Without pre-processing, NMT tries to translate every token in one language into another. On the other hand, it is common that many words/phrases do not need to be translated but are just copied from source language, especially for named entities. In practice, it will be annoying if certain words/terms are translated incorrectly. It is aware that by detecting the phrases before NMT will be an options if the detection is perfect (which is not). For the translate APIs, Google and Microsoft seem handle this quite well. Does OpenNMT address this problem? Or any advice? Thanks.
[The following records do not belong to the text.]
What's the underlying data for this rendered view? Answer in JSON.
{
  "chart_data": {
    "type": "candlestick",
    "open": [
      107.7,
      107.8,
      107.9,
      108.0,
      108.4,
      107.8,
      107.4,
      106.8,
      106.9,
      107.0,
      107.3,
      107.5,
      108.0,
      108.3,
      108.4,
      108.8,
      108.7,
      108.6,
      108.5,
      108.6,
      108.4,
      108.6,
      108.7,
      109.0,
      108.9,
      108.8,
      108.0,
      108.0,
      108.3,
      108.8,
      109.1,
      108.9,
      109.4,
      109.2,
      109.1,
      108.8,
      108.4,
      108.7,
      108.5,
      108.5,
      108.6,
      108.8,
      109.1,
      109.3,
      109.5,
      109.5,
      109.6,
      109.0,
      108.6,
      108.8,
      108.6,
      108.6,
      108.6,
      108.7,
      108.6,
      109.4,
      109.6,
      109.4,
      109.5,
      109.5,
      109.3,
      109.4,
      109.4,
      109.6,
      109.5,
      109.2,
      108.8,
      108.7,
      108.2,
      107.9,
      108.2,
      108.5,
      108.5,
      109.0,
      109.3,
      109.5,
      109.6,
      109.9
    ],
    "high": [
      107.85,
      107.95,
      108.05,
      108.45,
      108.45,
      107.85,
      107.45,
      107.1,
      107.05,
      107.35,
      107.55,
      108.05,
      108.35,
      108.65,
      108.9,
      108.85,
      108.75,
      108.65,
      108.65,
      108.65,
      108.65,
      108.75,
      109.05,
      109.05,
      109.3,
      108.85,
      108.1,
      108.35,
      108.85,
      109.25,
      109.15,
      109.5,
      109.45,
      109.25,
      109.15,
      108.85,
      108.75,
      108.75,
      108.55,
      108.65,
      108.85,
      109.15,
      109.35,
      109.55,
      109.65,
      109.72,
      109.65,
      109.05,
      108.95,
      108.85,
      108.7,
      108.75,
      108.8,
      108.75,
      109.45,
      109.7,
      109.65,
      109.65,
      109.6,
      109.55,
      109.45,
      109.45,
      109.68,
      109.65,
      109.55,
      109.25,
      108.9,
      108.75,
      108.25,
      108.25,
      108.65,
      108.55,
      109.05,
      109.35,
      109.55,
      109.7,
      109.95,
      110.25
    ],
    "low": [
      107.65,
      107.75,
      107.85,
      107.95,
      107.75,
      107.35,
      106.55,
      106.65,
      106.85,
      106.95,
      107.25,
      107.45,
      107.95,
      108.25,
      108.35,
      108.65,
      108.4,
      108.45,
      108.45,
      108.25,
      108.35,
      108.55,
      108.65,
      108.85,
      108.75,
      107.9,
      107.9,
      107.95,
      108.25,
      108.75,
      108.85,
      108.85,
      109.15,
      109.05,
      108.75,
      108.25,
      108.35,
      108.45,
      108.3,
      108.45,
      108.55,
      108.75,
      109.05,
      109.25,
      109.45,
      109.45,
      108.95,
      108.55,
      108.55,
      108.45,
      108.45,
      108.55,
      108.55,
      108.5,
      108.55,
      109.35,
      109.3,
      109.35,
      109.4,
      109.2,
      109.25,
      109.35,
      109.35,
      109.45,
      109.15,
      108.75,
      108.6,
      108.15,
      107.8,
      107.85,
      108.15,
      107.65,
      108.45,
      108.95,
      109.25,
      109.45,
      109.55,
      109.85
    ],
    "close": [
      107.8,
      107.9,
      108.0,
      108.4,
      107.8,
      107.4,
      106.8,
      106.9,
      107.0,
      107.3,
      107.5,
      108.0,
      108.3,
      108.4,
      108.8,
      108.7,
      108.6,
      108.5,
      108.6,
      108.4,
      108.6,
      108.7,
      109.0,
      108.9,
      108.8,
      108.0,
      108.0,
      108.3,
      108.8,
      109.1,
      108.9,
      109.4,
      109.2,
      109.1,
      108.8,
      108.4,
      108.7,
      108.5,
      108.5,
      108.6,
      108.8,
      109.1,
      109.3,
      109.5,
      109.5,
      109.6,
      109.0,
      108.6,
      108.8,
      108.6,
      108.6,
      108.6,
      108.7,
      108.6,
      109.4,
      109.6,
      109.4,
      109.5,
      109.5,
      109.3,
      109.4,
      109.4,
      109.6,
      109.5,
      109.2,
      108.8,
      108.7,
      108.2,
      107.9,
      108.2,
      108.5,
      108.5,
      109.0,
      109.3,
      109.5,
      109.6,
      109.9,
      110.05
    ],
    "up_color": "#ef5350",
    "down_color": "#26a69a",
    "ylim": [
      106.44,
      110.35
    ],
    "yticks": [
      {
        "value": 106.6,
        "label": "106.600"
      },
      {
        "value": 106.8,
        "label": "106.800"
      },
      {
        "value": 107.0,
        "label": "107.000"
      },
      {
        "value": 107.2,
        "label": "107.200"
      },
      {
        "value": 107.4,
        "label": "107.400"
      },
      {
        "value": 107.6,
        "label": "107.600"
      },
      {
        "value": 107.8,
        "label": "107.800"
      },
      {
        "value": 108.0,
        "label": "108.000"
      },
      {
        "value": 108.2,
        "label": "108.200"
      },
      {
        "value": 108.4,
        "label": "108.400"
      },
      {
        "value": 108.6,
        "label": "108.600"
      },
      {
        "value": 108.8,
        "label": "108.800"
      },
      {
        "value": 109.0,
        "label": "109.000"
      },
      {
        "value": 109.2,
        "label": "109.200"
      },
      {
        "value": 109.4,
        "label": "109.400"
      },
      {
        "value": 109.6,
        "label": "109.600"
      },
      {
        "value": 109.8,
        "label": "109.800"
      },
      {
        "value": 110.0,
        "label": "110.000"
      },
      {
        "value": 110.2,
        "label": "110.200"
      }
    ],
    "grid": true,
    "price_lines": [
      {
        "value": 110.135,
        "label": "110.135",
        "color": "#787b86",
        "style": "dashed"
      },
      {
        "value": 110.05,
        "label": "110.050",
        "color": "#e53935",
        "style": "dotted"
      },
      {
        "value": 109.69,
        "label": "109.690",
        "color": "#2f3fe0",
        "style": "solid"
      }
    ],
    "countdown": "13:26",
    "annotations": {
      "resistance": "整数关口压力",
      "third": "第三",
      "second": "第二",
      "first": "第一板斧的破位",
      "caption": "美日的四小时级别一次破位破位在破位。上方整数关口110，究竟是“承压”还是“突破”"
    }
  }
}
In OpenNMT-py there is a copy attention.
http://opennmt.net/OpenNMT-py/onmt.translation.html?highlight=copy%20attention
Thanks. Even thought copying mechanism can identify copied words, but they are only restricted to the seen words in the training set, right? In other words, iff the NMT learns the copied words, it is capable to copy them during translation. For any unknown words, the pre-processing tokenize them into sub-words (suppose we are using Transformer model), and it still tries to translate those sub-words even though copy attention is enable?
Thank you.
Even thought copying mechanism can identify copied words, but they are only restricted to the seen words in the training set, right?
Yes
For any unknown words, the pre-processing tokenize them into sub-words (suppose we are using Transformer model), and it still tries to translate those sub-words even though copy attention is enable?
Yes
Some projects use a separate Named Entity Resolver on the input text. They substitute one of a few well-known markers for the place name and then it’s up to you to find the marker in the output and copy the original.
This is very helpful if the place name is, for example, “Truth or Consequences, New Mexico”.